Diyanet’in hazırladığı raporda, Ustaosmanoğlu’nun son beş yılda mal varlığındaki hızlı artışa ve 1997’de Diyanet’ten izinsiz gizlice Kuveyt’e gittiğine dikkat çekildi. Ustaosmanoğlu’yla ilgili 1997’de İçişleri Bakanlığı’na yapılan ihbarda ise Rabıta’nın davetlisi olarak Kuveyt’e gittiği, burada Darul-eytam kuruluşu ile ilişkiye girerek yasal olmayan yollardan yardım topladığı ve servetinin 18 trilyonu bulduğu ileri sürüldü.
Abdullah Ustaosmanoğlu, altı yıl aradan sonra basının karşısına çıktı. İsmailağa Camii’nin emekli imamı Bayram Ali Öztürk’ün öldüğü hastane bahçesinde taşkınlık yapan müritleri yatıştırıyor, cinayet ve amcası Mahmut Hoca’nın sağlık durumu hakkında gazetecilere cemaat adına açıklama yapıyordu.
Cemaatin İBDA-C’yle de bağlantılı olduğu konuşuldu. Bu yakınlaşmasının görünen en büyük ipucu, örgüt lideri Salih Mirzabeyoğlu ile birlikte yargılanan ve 18 yıl ceza alan Mahmut Hoca’nın yeğeni Sadettin Ustaosmanoğlu.
Hazır giyim tercih edilmiyorCemaat kurallarına göre kadınlar kara çarşaf, erkekler cüppe giyiyor. Hazır giyim, tercih edilmiyor. Erkekler namaz kılarken takke yerine beyaz sarık takıyor. Semtin ve dolayısıyla cemaatin belli bir şehir-bölge profili yok.
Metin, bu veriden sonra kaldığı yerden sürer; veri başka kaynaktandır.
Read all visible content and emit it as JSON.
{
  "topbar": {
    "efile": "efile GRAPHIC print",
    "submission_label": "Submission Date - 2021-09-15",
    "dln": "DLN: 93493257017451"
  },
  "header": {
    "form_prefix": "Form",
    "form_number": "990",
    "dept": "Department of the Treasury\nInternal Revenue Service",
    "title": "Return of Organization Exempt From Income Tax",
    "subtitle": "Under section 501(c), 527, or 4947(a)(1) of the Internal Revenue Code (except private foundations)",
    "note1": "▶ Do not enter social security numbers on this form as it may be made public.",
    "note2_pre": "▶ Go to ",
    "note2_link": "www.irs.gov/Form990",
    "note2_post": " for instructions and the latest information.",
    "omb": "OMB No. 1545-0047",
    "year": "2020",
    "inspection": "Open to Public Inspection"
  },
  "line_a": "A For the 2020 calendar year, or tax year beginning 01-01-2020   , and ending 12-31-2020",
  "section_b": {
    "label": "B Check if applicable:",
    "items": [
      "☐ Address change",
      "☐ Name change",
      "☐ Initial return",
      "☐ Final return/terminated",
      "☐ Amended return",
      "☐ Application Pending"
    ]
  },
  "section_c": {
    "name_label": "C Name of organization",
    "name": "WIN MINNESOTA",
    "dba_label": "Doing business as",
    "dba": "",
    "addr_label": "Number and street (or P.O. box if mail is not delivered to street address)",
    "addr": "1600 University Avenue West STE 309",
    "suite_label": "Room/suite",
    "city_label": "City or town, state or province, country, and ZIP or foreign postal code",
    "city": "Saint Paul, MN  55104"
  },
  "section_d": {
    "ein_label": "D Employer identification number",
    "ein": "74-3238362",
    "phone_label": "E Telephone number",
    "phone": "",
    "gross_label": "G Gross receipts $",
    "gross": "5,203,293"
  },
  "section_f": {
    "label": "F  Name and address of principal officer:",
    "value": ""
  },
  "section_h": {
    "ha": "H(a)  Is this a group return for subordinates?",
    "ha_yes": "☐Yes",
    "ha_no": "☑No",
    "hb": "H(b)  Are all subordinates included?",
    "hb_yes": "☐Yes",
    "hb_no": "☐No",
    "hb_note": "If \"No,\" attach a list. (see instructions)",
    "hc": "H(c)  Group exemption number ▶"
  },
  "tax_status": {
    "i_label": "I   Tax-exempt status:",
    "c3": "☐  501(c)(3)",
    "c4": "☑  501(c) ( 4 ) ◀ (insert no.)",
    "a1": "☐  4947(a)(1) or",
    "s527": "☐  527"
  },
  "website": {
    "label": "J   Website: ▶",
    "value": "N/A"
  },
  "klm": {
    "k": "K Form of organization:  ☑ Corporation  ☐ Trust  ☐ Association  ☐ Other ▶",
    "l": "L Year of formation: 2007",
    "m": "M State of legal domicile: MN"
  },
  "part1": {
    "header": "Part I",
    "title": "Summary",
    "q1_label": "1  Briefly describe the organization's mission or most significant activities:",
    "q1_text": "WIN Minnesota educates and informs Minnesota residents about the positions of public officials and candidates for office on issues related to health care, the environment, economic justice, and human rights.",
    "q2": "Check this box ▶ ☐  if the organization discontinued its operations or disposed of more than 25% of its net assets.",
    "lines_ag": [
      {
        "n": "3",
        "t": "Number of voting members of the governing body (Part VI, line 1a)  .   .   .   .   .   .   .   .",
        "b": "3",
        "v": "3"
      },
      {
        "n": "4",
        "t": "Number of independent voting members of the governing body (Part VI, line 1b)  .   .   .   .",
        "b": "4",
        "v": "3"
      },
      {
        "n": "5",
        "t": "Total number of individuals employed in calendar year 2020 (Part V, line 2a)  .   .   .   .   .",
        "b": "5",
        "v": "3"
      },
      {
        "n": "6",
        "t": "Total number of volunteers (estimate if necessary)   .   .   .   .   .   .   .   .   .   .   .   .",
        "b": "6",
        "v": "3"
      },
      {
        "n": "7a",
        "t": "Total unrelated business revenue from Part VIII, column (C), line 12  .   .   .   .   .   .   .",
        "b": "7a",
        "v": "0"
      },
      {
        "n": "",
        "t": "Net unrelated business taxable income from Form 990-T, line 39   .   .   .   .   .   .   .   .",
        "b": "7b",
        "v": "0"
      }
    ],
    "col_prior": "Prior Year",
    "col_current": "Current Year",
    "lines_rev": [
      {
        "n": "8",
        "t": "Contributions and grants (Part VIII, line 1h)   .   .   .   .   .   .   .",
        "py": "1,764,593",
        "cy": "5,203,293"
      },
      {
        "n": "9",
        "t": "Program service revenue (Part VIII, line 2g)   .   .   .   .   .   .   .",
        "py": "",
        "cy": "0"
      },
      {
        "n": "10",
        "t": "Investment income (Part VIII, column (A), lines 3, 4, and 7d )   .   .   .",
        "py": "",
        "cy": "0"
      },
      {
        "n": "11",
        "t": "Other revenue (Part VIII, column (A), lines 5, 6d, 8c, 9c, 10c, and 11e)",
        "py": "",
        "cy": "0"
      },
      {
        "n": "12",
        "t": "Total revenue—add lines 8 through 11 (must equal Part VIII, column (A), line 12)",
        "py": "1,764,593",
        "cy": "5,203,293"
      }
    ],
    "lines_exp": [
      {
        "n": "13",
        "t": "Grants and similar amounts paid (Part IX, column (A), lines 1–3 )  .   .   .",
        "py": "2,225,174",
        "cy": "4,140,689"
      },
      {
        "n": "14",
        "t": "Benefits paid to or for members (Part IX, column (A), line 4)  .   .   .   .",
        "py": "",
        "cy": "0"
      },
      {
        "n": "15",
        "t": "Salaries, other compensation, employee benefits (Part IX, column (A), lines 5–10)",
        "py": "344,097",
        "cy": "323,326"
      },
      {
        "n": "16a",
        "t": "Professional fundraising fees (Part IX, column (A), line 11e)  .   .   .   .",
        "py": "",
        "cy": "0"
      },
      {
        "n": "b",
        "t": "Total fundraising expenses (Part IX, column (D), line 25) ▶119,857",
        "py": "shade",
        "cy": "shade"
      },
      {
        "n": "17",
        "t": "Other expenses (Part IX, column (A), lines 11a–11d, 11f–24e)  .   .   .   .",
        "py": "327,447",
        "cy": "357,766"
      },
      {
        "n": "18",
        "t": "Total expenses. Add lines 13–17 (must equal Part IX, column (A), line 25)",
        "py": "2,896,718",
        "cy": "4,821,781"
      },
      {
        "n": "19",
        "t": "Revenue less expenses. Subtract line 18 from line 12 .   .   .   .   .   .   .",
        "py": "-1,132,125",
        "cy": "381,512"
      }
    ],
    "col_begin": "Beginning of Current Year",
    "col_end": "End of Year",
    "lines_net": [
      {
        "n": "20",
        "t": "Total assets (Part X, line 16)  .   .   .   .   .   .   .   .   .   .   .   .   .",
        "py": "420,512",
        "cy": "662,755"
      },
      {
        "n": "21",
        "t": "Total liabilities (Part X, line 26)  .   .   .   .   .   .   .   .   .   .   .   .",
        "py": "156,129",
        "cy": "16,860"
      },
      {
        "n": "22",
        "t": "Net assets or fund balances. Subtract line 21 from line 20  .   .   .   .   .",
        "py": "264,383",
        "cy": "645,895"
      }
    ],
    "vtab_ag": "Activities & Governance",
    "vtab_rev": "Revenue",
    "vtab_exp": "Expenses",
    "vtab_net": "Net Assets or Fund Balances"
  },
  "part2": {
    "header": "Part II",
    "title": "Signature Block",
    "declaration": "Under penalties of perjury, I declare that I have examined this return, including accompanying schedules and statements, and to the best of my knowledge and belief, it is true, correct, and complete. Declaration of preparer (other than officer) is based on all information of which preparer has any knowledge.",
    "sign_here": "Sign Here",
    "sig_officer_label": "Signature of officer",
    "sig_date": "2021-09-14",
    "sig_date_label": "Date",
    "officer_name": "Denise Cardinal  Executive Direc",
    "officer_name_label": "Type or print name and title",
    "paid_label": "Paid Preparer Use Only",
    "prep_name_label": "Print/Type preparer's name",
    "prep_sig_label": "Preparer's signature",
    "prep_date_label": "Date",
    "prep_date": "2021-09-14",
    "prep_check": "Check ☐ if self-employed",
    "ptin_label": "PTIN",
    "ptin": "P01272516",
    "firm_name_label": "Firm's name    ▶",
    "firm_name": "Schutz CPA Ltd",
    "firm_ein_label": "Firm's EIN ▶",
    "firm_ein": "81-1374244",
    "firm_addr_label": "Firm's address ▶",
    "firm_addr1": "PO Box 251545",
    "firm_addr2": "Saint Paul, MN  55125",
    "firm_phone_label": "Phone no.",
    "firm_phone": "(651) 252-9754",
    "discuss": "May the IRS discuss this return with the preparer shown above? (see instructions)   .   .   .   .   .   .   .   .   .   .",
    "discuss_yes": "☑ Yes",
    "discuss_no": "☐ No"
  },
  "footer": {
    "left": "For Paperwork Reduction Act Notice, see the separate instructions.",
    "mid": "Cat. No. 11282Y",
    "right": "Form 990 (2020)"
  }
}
Cemaat müezzinleri ezanı mikrofonsuz okuyor. Nefse karşı verilen mücadeleden teknoloji de payını alıyor, en az seviyede faydalanılıyor. Gözü haramda ve kötü alışkanlıklarda olanlar, sohbetleri dinleye dinleye doğru yola geliyor, tövbekar oluyor. Anadolu’dan getirilen yüzlerce çocuk, cemaatin Kur’an kurslarında eğitiliyor. Diyanet, Fatih’teki camilere imam tayin ederken cemaatin belirlediği imamları göz önüne alıyor.